Born in Peru and based in Vienna, Ramiro Wong is a transdisciplinary artist working with topics of identity politics, migration and othering through what he calls Dynamics of displacement, aesthetics of othering. With prior studies in construction engineering and over ten year of experience in the film industry, the artist approaches art through the languages of installation and performance as tools for immersive communication. 

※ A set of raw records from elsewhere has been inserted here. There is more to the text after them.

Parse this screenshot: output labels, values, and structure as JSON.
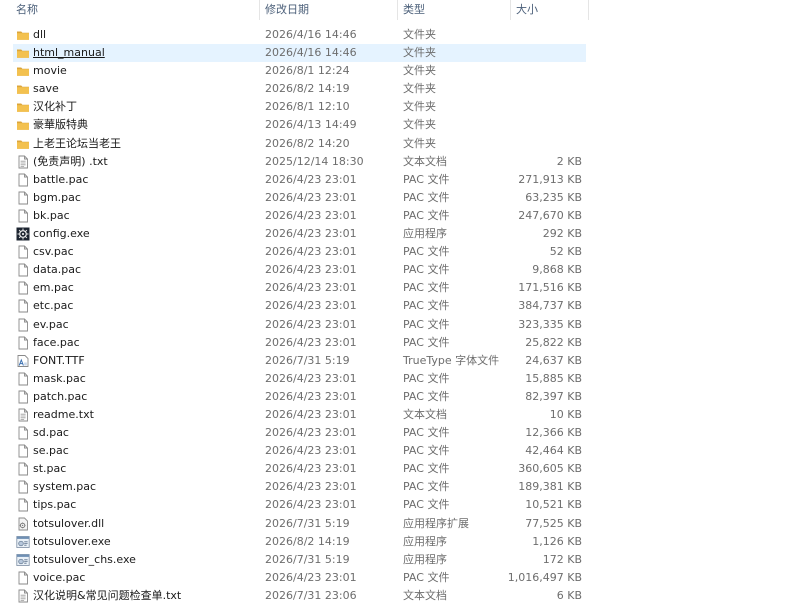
{
  "header": {
    "name": "名称",
    "date": "修改日期",
    "type": "类型",
    "size": "大小",
    "sort_indicator": "^"
  },
  "colors": {
    "folder": "#f3c14f",
    "folder_dark": "#dca53a",
    "selection": "#e5f3ff",
    "header_text": "#4c607a"
  },
  "files": [
    {
      "name": "dll",
      "date": "2026/4/16 14:46",
      "type": "文件夹",
      "size": "",
      "icon": "folder-icon"
    },
    {
      "name": "html_manual",
      "date": "2026/4/16 14:46",
      "type": "文件夹",
      "size": "",
      "icon": "folder-icon",
      "selected": true
    },
    {
      "name": "movie",
      "date": "2026/8/1 12:24",
      "type": "文件夹",
      "size": "",
      "icon": "folder-icon"
    },
    {
      "name": "save",
      "date": "2026/8/2 14:19",
      "type": "文件夹",
      "size": "",
      "icon": "folder-icon"
    },
    {
      "name": "汉化补丁",
      "date": "2026/8/1 12:10",
      "type": "文件夹",
      "size": "",
      "icon": "folder-icon"
    },
    {
      "name": "豪華版特典",
      "date": "2026/4/13 14:49",
      "type": "文件夹",
      "size": "",
      "icon": "folder-icon"
    },
    {
      "name": "上老王论坛当老王",
      "date": "2026/8/2 14:20",
      "type": "文件夹",
      "size": "",
      "icon": "folder-icon"
    },
    {
      "name": "(免责声明) .txt",
      "date": "2025/12/14 18:30",
      "type": "文本文档",
      "size": "2 KB",
      "icon": "text-file-icon"
    },
    {
      "name": "battle.pac",
      "date": "2026/4/23 23:01",
      "type": "PAC 文件",
      "size": "271,913 KB",
      "icon": "file-icon"
    },
    {
      "name": "bgm.pac",
      "date": "2026/4/23 23:01",
      "type": "PAC 文件",
      "size": "63,235 KB",
      "icon": "file-icon"
    },
    {
      "name": "bk.pac",
      "date": "2026/4/23 23:01",
      "type": "PAC 文件",
      "size": "247,670 KB",
      "icon": "file-icon"
    },
    {
      "name": "config.exe",
      "date": "2026/4/23 23:01",
      "type": "应用程序",
      "size": "292 KB",
      "icon": "config-exe-icon"
    },
    {
      "name": "csv.pac",
      "date": "2026/4/23 23:01",
      "type": "PAC 文件",
      "size": "52 KB",
      "icon": "file-icon"
    },
    {
      "name": "data.pac",
      "date": "2026/4/23 23:01",
      "type": "PAC 文件",
      "size": "9,868 KB",
      "icon": "file-icon"
    },
    {
      "name": "em.pac",
      "date": "2026/4/23 23:01",
      "type": "PAC 文件",
      "size": "171,516 KB",
      "icon": "file-icon"
    },
    {
      "name": "etc.pac",
      "date": "2026/4/23 23:01",
      "type": "PAC 文件",
      "size": "384,737 KB",
      "icon": "file-icon"
    },
    {
      "name": "ev.pac",
      "date": "2026/4/23 23:01",
      "type": "PAC 文件",
      "size": "323,335 KB",
      "icon": "file-icon"
    },
    {
      "name": "face.pac",
      "date": "2026/4/23 23:01",
      "type": "PAC 文件",
      "size": "25,822 KB",
      "icon": "file-icon"
    },
    {
      "name": "FONT.TTF",
      "date": "2026/7/31 5:19",
      "type": "TrueType 字体文件",
      "size": "24,637 KB",
      "icon": "font-file-icon"
    },
    {
      "name": "mask.pac",
      "date": "2026/4/23 23:01",
      "type": "PAC 文件",
      "size": "15,885 KB",
      "icon": "file-icon"
    },
    {
      "name": "patch.pac",
      "date": "2026/4/23 23:01",
      "type": "PAC 文件",
      "size": "82,397 KB",
      "icon": "file-icon"
    },
    {
      "name": "readme.txt",
      "date": "2026/4/23 23:01",
      "type": "文本文档",
      "size": "10 KB",
      "icon": "text-file-icon"
    },
    {
      "name": "sd.pac",
      "date": "2026/4/23 23:01",
      "type": "PAC 文件",
      "size": "12,366 KB",
      "icon": "file-icon"
    },
    {
      "name": "se.pac",
      "date": "2026/4/23 23:01",
      "type": "PAC 文件",
      "size": "42,464 KB",
      "icon": "file-icon"
    },
    {
      "name": "st.pac",
      "date": "2026/4/23 23:01",
      "type": "PAC 文件",
      "size": "360,605 KB",
      "icon": "file-icon"
    },
    {
      "name": "system.pac",
      "date": "2026/4/23 23:01",
      "type": "PAC 文件",
      "size": "189,381 KB",
      "icon": "file-icon"
    },
    {
      "name": "tips.pac",
      "date": "2026/4/23 23:01",
      "type": "PAC 文件",
      "size": "10,521 KB",
      "icon": "file-icon"
    },
    {
      "name": "totsulover.dll",
      "date": "2026/7/31 5:19",
      "type": "应用程序扩展",
      "size": "77,525 KB",
      "icon": "dll-file-icon"
    },
    {
      "name": "totsulover.exe",
      "date": "2026/8/2 14:19",
      "type": "应用程序",
      "size": "1,126 KB",
      "icon": "exe-file-icon"
    },
    {
      "name": "totsulover_chs.exe",
      "date": "2026/7/31 5:19",
      "type": "应用程序",
      "size": "172 KB",
      "icon": "exe-file-icon"
    },
    {
      "name": "voice.pac",
      "date": "2026/4/23 23:01",
      "type": "PAC 文件",
      "size": "1,016,497 KB",
      "icon": "file-icon"
    },
    {
      "name": "汉化说明&常见问题检查单.txt",
      "date": "2026/7/31 23:06",
      "type": "文本文档",
      "size": "6 KB",
      "icon": "text-file-icon"
    }
  ]
}
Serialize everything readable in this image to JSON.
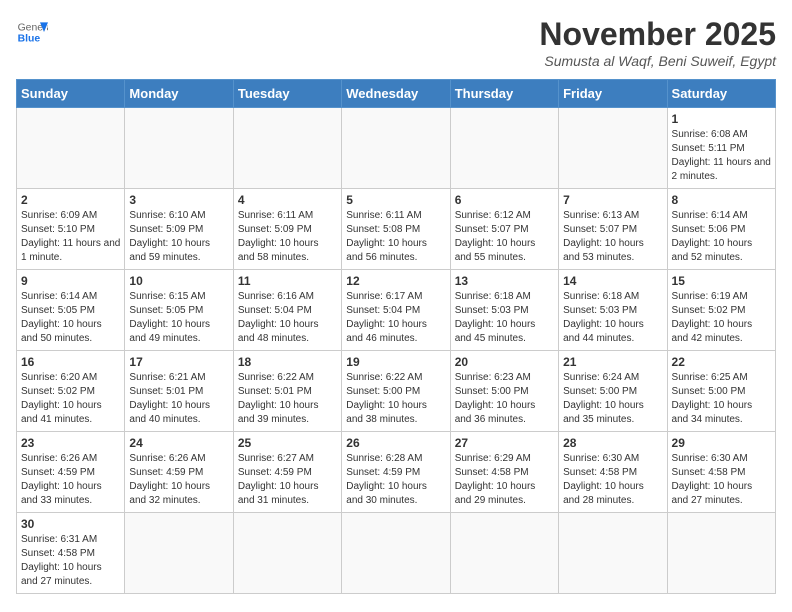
{
  "header": {
    "logo": {
      "general": "General",
      "blue": "Blue"
    },
    "title": "November 2025",
    "location": "Sumusta al Waqf, Beni Suweif, Egypt"
  },
  "calendar": {
    "days_of_week": [
      "Sunday",
      "Monday",
      "Tuesday",
      "Wednesday",
      "Thursday",
      "Friday",
      "Saturday"
    ],
    "weeks": [
      [
        {
          "day": "",
          "info": ""
        },
        {
          "day": "",
          "info": ""
        },
        {
          "day": "",
          "info": ""
        },
        {
          "day": "",
          "info": ""
        },
        {
          "day": "",
          "info": ""
        },
        {
          "day": "",
          "info": ""
        },
        {
          "day": "1",
          "info": "Sunrise: 6:08 AM\nSunset: 5:11 PM\nDaylight: 11 hours and 2 minutes."
        }
      ],
      [
        {
          "day": "2",
          "info": "Sunrise: 6:09 AM\nSunset: 5:10 PM\nDaylight: 11 hours and 1 minute."
        },
        {
          "day": "3",
          "info": "Sunrise: 6:10 AM\nSunset: 5:09 PM\nDaylight: 10 hours and 59 minutes."
        },
        {
          "day": "4",
          "info": "Sunrise: 6:11 AM\nSunset: 5:09 PM\nDaylight: 10 hours and 58 minutes."
        },
        {
          "day": "5",
          "info": "Sunrise: 6:11 AM\nSunset: 5:08 PM\nDaylight: 10 hours and 56 minutes."
        },
        {
          "day": "6",
          "info": "Sunrise: 6:12 AM\nSunset: 5:07 PM\nDaylight: 10 hours and 55 minutes."
        },
        {
          "day": "7",
          "info": "Sunrise: 6:13 AM\nSunset: 5:07 PM\nDaylight: 10 hours and 53 minutes."
        },
        {
          "day": "8",
          "info": "Sunrise: 6:14 AM\nSunset: 5:06 PM\nDaylight: 10 hours and 52 minutes."
        }
      ],
      [
        {
          "day": "9",
          "info": "Sunrise: 6:14 AM\nSunset: 5:05 PM\nDaylight: 10 hours and 50 minutes."
        },
        {
          "day": "10",
          "info": "Sunrise: 6:15 AM\nSunset: 5:05 PM\nDaylight: 10 hours and 49 minutes."
        },
        {
          "day": "11",
          "info": "Sunrise: 6:16 AM\nSunset: 5:04 PM\nDaylight: 10 hours and 48 minutes."
        },
        {
          "day": "12",
          "info": "Sunrise: 6:17 AM\nSunset: 5:04 PM\nDaylight: 10 hours and 46 minutes."
        },
        {
          "day": "13",
          "info": "Sunrise: 6:18 AM\nSunset: 5:03 PM\nDaylight: 10 hours and 45 minutes."
        },
        {
          "day": "14",
          "info": "Sunrise: 6:18 AM\nSunset: 5:03 PM\nDaylight: 10 hours and 44 minutes."
        },
        {
          "day": "15",
          "info": "Sunrise: 6:19 AM\nSunset: 5:02 PM\nDaylight: 10 hours and 42 minutes."
        }
      ],
      [
        {
          "day": "16",
          "info": "Sunrise: 6:20 AM\nSunset: 5:02 PM\nDaylight: 10 hours and 41 minutes."
        },
        {
          "day": "17",
          "info": "Sunrise: 6:21 AM\nSunset: 5:01 PM\nDaylight: 10 hours and 40 minutes."
        },
        {
          "day": "18",
          "info": "Sunrise: 6:22 AM\nSunset: 5:01 PM\nDaylight: 10 hours and 39 minutes."
        },
        {
          "day": "19",
          "info": "Sunrise: 6:22 AM\nSunset: 5:00 PM\nDaylight: 10 hours and 38 minutes."
        },
        {
          "day": "20",
          "info": "Sunrise: 6:23 AM\nSunset: 5:00 PM\nDaylight: 10 hours and 36 minutes."
        },
        {
          "day": "21",
          "info": "Sunrise: 6:24 AM\nSunset: 5:00 PM\nDaylight: 10 hours and 35 minutes."
        },
        {
          "day": "22",
          "info": "Sunrise: 6:25 AM\nSunset: 5:00 PM\nDaylight: 10 hours and 34 minutes."
        }
      ],
      [
        {
          "day": "23",
          "info": "Sunrise: 6:26 AM\nSunset: 4:59 PM\nDaylight: 10 hours and 33 minutes."
        },
        {
          "day": "24",
          "info": "Sunrise: 6:26 AM\nSunset: 4:59 PM\nDaylight: 10 hours and 32 minutes."
        },
        {
          "day": "25",
          "info": "Sunrise: 6:27 AM\nSunset: 4:59 PM\nDaylight: 10 hours and 31 minutes."
        },
        {
          "day": "26",
          "info": "Sunrise: 6:28 AM\nSunset: 4:59 PM\nDaylight: 10 hours and 30 minutes."
        },
        {
          "day": "27",
          "info": "Sunrise: 6:29 AM\nSunset: 4:58 PM\nDaylight: 10 hours and 29 minutes."
        },
        {
          "day": "28",
          "info": "Sunrise: 6:30 AM\nSunset: 4:58 PM\nDaylight: 10 hours and 28 minutes."
        },
        {
          "day": "29",
          "info": "Sunrise: 6:30 AM\nSunset: 4:58 PM\nDaylight: 10 hours and 27 minutes."
        }
      ],
      [
        {
          "day": "30",
          "info": "Sunrise: 6:31 AM\nSunset: 4:58 PM\nDaylight: 10 hours and 27 minutes."
        },
        {
          "day": "",
          "info": ""
        },
        {
          "day": "",
          "info": ""
        },
        {
          "day": "",
          "info": ""
        },
        {
          "day": "",
          "info": ""
        },
        {
          "day": "",
          "info": ""
        },
        {
          "day": "",
          "info": ""
        }
      ]
    ]
  }
}
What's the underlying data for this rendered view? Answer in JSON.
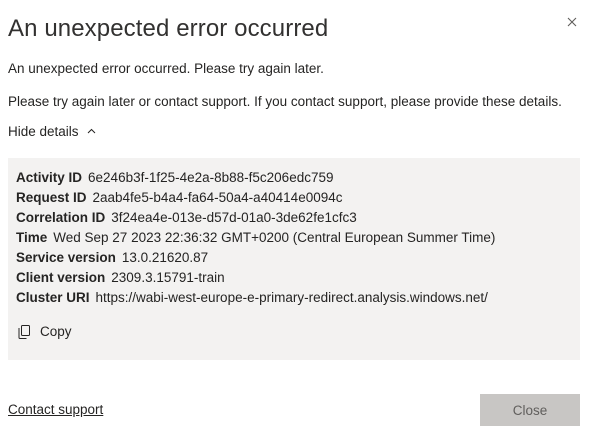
{
  "dialog": {
    "title": "An unexpected error occurred",
    "message": "An unexpected error occurred. Please try again later.",
    "instructions": "Please try again later or contact support. If you contact support, please provide these details.",
    "toggle_label": "Hide details",
    "details": [
      {
        "key": "Activity ID",
        "value": "6e246b3f-1f25-4e2a-8b88-f5c206edc759"
      },
      {
        "key": "Request ID",
        "value": "2aab4fe5-b4a4-fa64-50a4-a40414e0094c"
      },
      {
        "key": "Correlation ID",
        "value": "3f24ea4e-013e-d57d-01a0-3de62fe1cfc3"
      },
      {
        "key": "Time",
        "value": "Wed Sep 27 2023 22:36:32 GMT+0200 (Central European Summer Time)"
      },
      {
        "key": "Service version",
        "value": "13.0.21620.87"
      },
      {
        "key": "Client version",
        "value": "2309.3.15791-train"
      },
      {
        "key": "Cluster URI",
        "value": "https://wabi-west-europe-e-primary-redirect.analysis.windows.net/"
      }
    ],
    "copy_label": "Copy",
    "contact_label": "Contact support",
    "close_label": "Close",
    "icons": {
      "close": "close-icon",
      "toggle": "chevron-up-icon",
      "copy": "copy-icon"
    },
    "colors": {
      "details_bg": "#f3f2f1",
      "close_button_bg": "#c8c6c4",
      "text": "#252423"
    }
  }
}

The artist does not attempt to trick, but to confront, not to hook, but to echo the reality in which we live—one that seems to be invisible to the naked eye—and for this the processes of research, documentation and reinterpretation of cultural phenomena can be witnessed from the deliberate choice of material, the specific mediums employed and the open discourse that accompanies the artworks, all of which are just the starting point for what interests the artist: the conversations and reactions when in presence of the work. 

Since 2014, the artist has actively engaged in collaborative projects such as Aerosolar with Thomas Saraceno, as well as other forms of community based art in Austria and Peru. He has exhibited in the Museum of Art Lima (MALI), Qorikancha Museum in Cusco-Peru, and 21er Haus Museum, and has taken part in the Lima Art Biennial, Parallel, as well as other group shows in galleries such as Krinzinger Schottenfeld and others in Austria.

Currently, Wong is working in close collaboration with An(other) South+, an art platform for artists from the Global South and other projects that try to bring balance to the mechanisms of marginalization that art and artists outside the West-North have to endure.